HVAC and plumbing drawings need to show clearly the division of responsibility for equipment connecting to both HVAC and plumbing systems. The list includes indirect water heaters and makeup-water systems for boilers, chillers, and cooling towers. Be explicit regarding:
- Which trade provides the indirect water heater and which trade makes specific connections (boiler water, incoming city water, outgoing domestic hot water, and recirculated hot water).
- Which trade provides backflow prevention required by a makeup-water system. Where does the plumbing piping end and the HVAC piping begin?
Check locations of plumbing vents. The plumbing code, the building code, or an applicable standard might require a specified separation between plumbing vents and outdoor-air intakes.
Discuss with the fire-protection engineer spaces that need heat to protect sprinkler pipes.
Section 220.127.116.11 of NFPA 13-2013, Standard for the Installation of Sprinkler Systems, calls for the protection of sprinkler pipes against freezing.

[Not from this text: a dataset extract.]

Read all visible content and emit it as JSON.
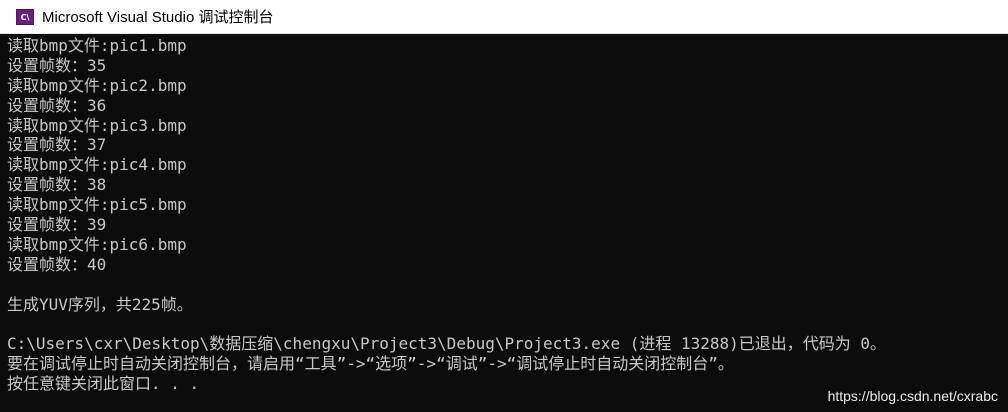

Though identifying spaces that need heat to protect sprinkler pipes may be the primary duty of the fire-protection engineer, it does not hurt for the HVAC engineer to ask. Spaces the HVAC engineer considers unconditioned or unoccupied might need heat for freeze protection. An electric unit heater set at 50°F can be a cost-effective choice for a small room on an outside wall away from a heating hot-water supply line.
Check and coordinate to ensure firestopping gets done.
Pipe and duct penetrations through fire-resistance-rated walls, partitions, floors, and ceilings need firestopping to protect against the spread of fire. On some projects, each trade is responsible for firestopping its own openings. On others, all firestopping is assigned to a single specialty contractor. The question of who specifies firestopping and who does the work is far less important than checking and coordinating so the work gets done.
Pilots and the military are no strangers to checklists. Pilot Chesley “Sully” Sullenberger safely landed US Airways Flight 1549 on the Hudson River after bird strikes caused both engines to fail. He attributed his success partly to an emergency-procedures checklist. Developing and using project-coordination checklists might help HVAC engineers, too.